Thursday, June 16, 2005

The Jig is Up

Ruben Navarrette Jr. makes an excellent point: "Liberals don't know what to do with nondeferential minorities":

In the minds of many liberal Democrats, Hispanics and African Americans must seem to come in only two varieties: deferential or defective. And according to one angry caller — who was, from the sound of it, perfectly at home in a blue state — I fall into the second category. "I think you're deluded," he said, "and maybe insane."

I'm just guessing, but something tells me the caller would probably say the same thing about Janice Rogers Brown, who two years ago was nominated by President Bush to fill a vacancy on the United States Court of Appeals for the District of Columbia Circuit. Last week, Brown was finally confirmed but not before Senate Democrats and their accomplices in left-leaning advocacy groups such as People for the American Way did their best to try to paint this black conservative and California Supreme Court chief justice as an "extremist" whose views are outside the mainstream.

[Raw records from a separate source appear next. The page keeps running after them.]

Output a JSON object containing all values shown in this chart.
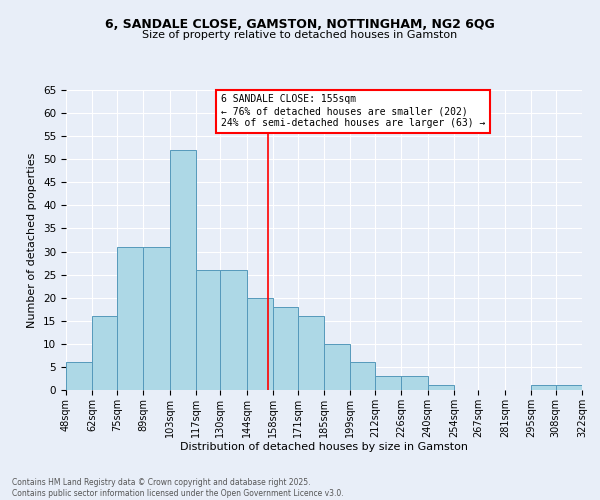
{
  "title": "6, SANDALE CLOSE, GAMSTON, NOTTINGHAM, NG2 6QG",
  "subtitle": "Size of property relative to detached houses in Gamston",
  "xlabel": "Distribution of detached houses by size in Gamston",
  "ylabel": "Number of detached properties",
  "bar_color": "#add8e6",
  "bar_edgecolor": "#5599bb",
  "background_color": "#e8eef8",
  "grid_color": "#ffffff",
  "bins": [
    48,
    62,
    75,
    89,
    103,
    117,
    130,
    144,
    158,
    171,
    185,
    199,
    212,
    226,
    240,
    254,
    267,
    281,
    295,
    308,
    322
  ],
  "counts": [
    6,
    16,
    31,
    31,
    52,
    26,
    26,
    20,
    18,
    16,
    10,
    6,
    3,
    3,
    1,
    0,
    0,
    0,
    1,
    1
  ],
  "tick_labels": [
    "48sqm",
    "62sqm",
    "75sqm",
    "89sqm",
    "103sqm",
    "117sqm",
    "130sqm",
    "144sqm",
    "158sqm",
    "171sqm",
    "185sqm",
    "199sqm",
    "212sqm",
    "226sqm",
    "240sqm",
    "254sqm",
    "267sqm",
    "281sqm",
    "295sqm",
    "308sqm",
    "322sqm"
  ],
  "vline_x": 155,
  "annotation_title": "6 SANDALE CLOSE: 155sqm",
  "annotation_line1": "← 76% of detached houses are smaller (202)",
  "annotation_line2": "24% of semi-detached houses are larger (63) →",
  "ylim": [
    0,
    65
  ],
  "yticks": [
    0,
    5,
    10,
    15,
    20,
    25,
    30,
    35,
    40,
    45,
    50,
    55,
    60,
    65
  ],
  "footer_line1": "Contains HM Land Registry data © Crown copyright and database right 2025.",
  "footer_line2": "Contains public sector information licensed under the Open Government Licence v3.0."
}
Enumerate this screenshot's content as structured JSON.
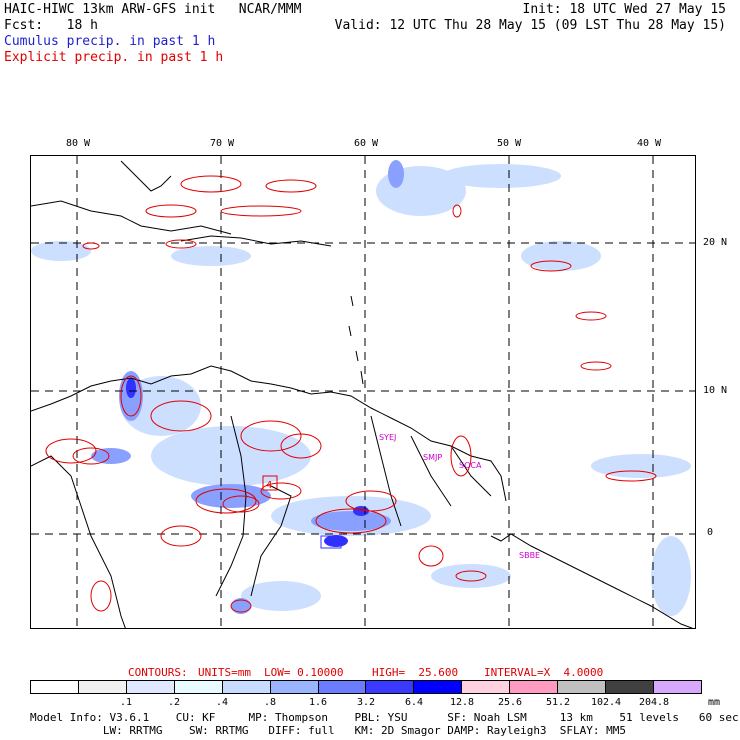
{
  "header": {
    "line1_left": "HAIC-HIWC 13km ARW-GFS init   NCAR/MMM",
    "line1_right": "Init: 18 UTC Wed 27 May 15",
    "line2_left": "Fcst:   18 h",
    "line2_right": "Valid: 12 UTC Thu 28 May 15 (09 LST Thu 28 May 15)",
    "cumulus_label": "Cumulus precip. in past 1 h",
    "explicit_label": "Explicit precip. in past 1 h"
  },
  "map": {
    "lon_labels": [
      "80 W",
      "70 W",
      "60 W",
      "50 W",
      "40 W"
    ],
    "lat_labels": [
      "20 N",
      "10 N",
      "0"
    ],
    "stations": [
      "SYEJ",
      "SMJP",
      "SOCA",
      "SBBE"
    ],
    "box_label": "4",
    "colors": {
      "coast": "#000000",
      "contour": "#e00000",
      "shade_light": "#c8dcff",
      "shade_mid": "#8aa0ff",
      "shade_dark": "#3030ff",
      "station": "#cc00cc",
      "grid": "#000000"
    }
  },
  "contours_line": {
    "contours": "CONTOURS:",
    "units": "UNITS=mm",
    "low": "LOW= 0.10000",
    "high": "HIGH=  25.600",
    "interval": "INTERVAL=X  4.0000"
  },
  "colorbar": {
    "unit": "mm",
    "ticks": [
      ".1",
      ".2",
      ".4",
      ".8",
      "1.6",
      "3.2",
      "6.4",
      "12.8",
      "25.6",
      "51.2",
      "102.4",
      "204.8"
    ],
    "colors": [
      "#ffffff",
      "#f0f0f0",
      "#e0e8ff",
      "#e8fcff",
      "#c8dcff",
      "#9ab4ff",
      "#6b7cff",
      "#3a3aff",
      "#0000ff",
      "#ffd0e0",
      "#ff9ac0",
      "#c0c0c0",
      "#404040",
      "#d8a8ff"
    ]
  },
  "model_info": {
    "line1": "Model Info: V3.6.1    CU: KF     MP: Thompson    PBL: YSU      SF: Noah LSM     13 km    51 levels   60 sec",
    "line2": "           LW: RRTMG    SW: RRTMG   DIFF: full   KM: 2D Smagor DAMP: Rayleigh3  SFLAY: MM5"
  }
}
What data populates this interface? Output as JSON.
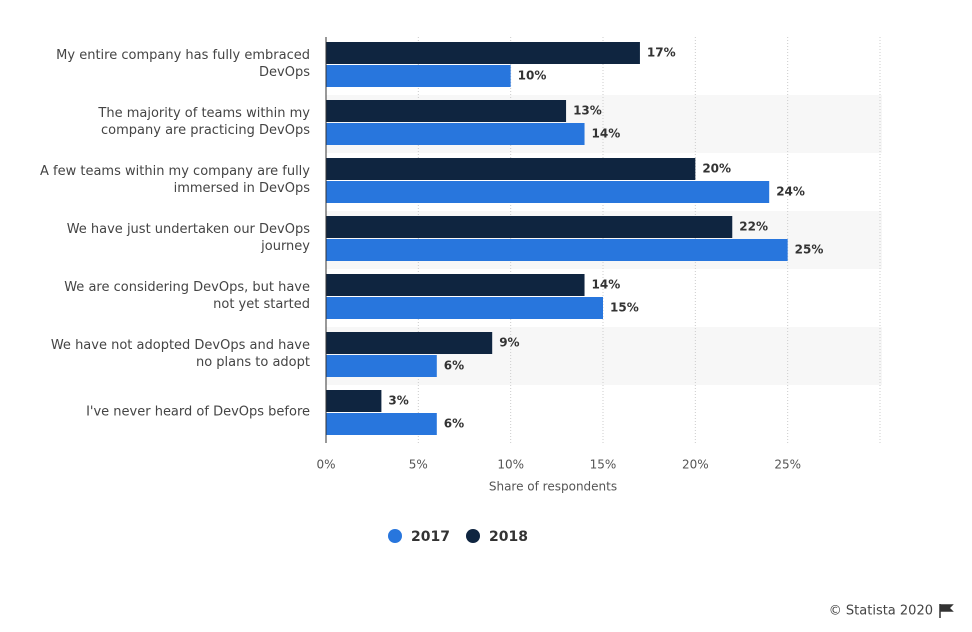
{
  "chart_data": {
    "type": "bar",
    "orientation": "horizontal",
    "categories": [
      "My entire company has fully embraced DevOps",
      "The majority of teams within my company are practicing DevOps",
      "A few teams within my company are fully immersed in DevOps",
      "We have just undertaken our DevOps journey",
      "We are considering DevOps, but have not yet started",
      "We have not adopted DevOps and have no plans to adopt",
      "I've never heard of DevOps before"
    ],
    "series": [
      {
        "name": "2018",
        "color": "#0f2540",
        "values": [
          17,
          13,
          20,
          22,
          14,
          9,
          3
        ],
        "value_labels": [
          "17%",
          "13%",
          "20%",
          "22%",
          "14%",
          "9%",
          "3%"
        ]
      },
      {
        "name": "2017",
        "color": "#2876dd",
        "values": [
          10,
          14,
          24,
          25,
          15,
          6,
          6
        ],
        "value_labels": [
          "10%",
          "14%",
          "24%",
          "25%",
          "15%",
          "6%",
          "6%"
        ]
      }
    ],
    "legend_order": [
      "2017",
      "2018"
    ],
    "xlabel": "Share of respondents",
    "xlim": [
      0,
      30
    ],
    "xticks": [
      {
        "value": 0,
        "label": "0%"
      },
      {
        "value": 5,
        "label": "5%"
      },
      {
        "value": 10,
        "label": "10%"
      },
      {
        "value": 15,
        "label": "15%"
      },
      {
        "value": 20,
        "label": "20%"
      },
      {
        "value": 25,
        "label": "25%"
      }
    ],
    "grid": true,
    "credit": "© Statista 2020"
  }
}
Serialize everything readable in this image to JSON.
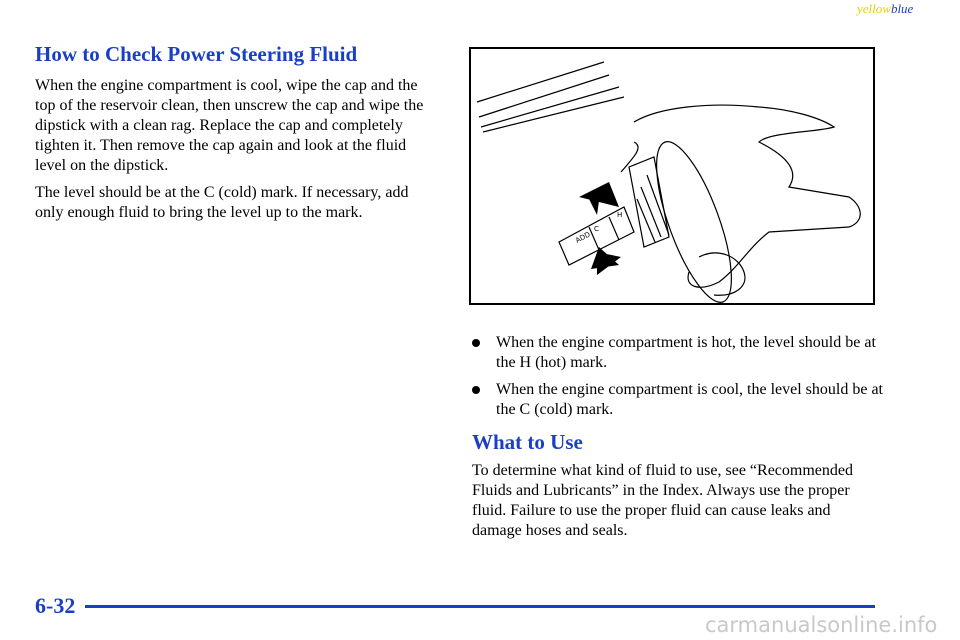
{
  "header": {
    "tag_yellow": "yellow",
    "tag_blue": "blue"
  },
  "section1": {
    "title": "How to Check Power Steering Fluid",
    "paragraphs": [
      "When the engine compartment is cool, wipe the cap and the top of the reservoir clean, then unscrew the cap and wipe the dipstick with a clean rag. Replace the cap and completely tighten it. Then remove the cap again and look at the fluid level on the dipstick.",
      "The level should be at the C (cold) mark. If necessary, add only enough fluid to bring the level up to the mark."
    ]
  },
  "figure": {
    "labels": [
      "ADD",
      "C",
      "H"
    ]
  },
  "bullets": [
    "When the engine compartment is hot, the level should be at the H (hot) mark.",
    "When the engine compartment is cool, the level should be at the C (cold) mark."
  ],
  "section2": {
    "title": "What to Use",
    "paragraphs": [
      "To determine what kind of fluid to use, see “Recommended Fluids and Lubricants” in the Index. Always use the proper fluid. Failure to use the proper fluid can cause leaks and damage hoses and seals."
    ]
  },
  "footer": {
    "page": "6-32",
    "watermark": "carmanualsonline.info"
  }
}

Translation: Brown doesn't defer to liberals. So she must be defective.


Uh-oh. The jig is up. Minorities are starting to understand how the Democratic mind seems to work.

Just as they can't do much to stop Bush from appointing Hispanics and African Americans to top positions in the Cabinet and in the federal courts, something that further frightens and frustrates liberal Democrats. And when Democrats oppose these nominees, it's usually not because of who these nominees are or even because of what they believe. Rather, it's because of what they represent and what it means in the grand scheme. Just look at the line that was being advanced by Sen. Barbara Boxer of California.

"Her life story is amazing. It is remarkable," Boxer said of the California jurist as the Senate was debating Brown's nomination. "What I don't like is what she is doing to other people's lives. Her story is amazing, but for whatever reason, she is hurting the people of this country, particularly, right now, in my state."

So this is the Democrats' dilemma. How are they supposed to market themselves to minorities as the one-and-only party of opportunity when Bush is putting nonwhite faces in high places? Better to try to paint the Republican Party as a restricted club, as Democratic Party Chairman Howard Dean did recently when he described the GOP as "pretty much a white Christian party." And minority Republicans as aberrations.


Condi Rice? Alberto Gonzalez? Janice Rogers Brown? Miguel Estrada? What concerns Democrats is that these guys aren't the right kind of minorities. They're defective. They're extremist. They're eeeeevil. They're....Republican.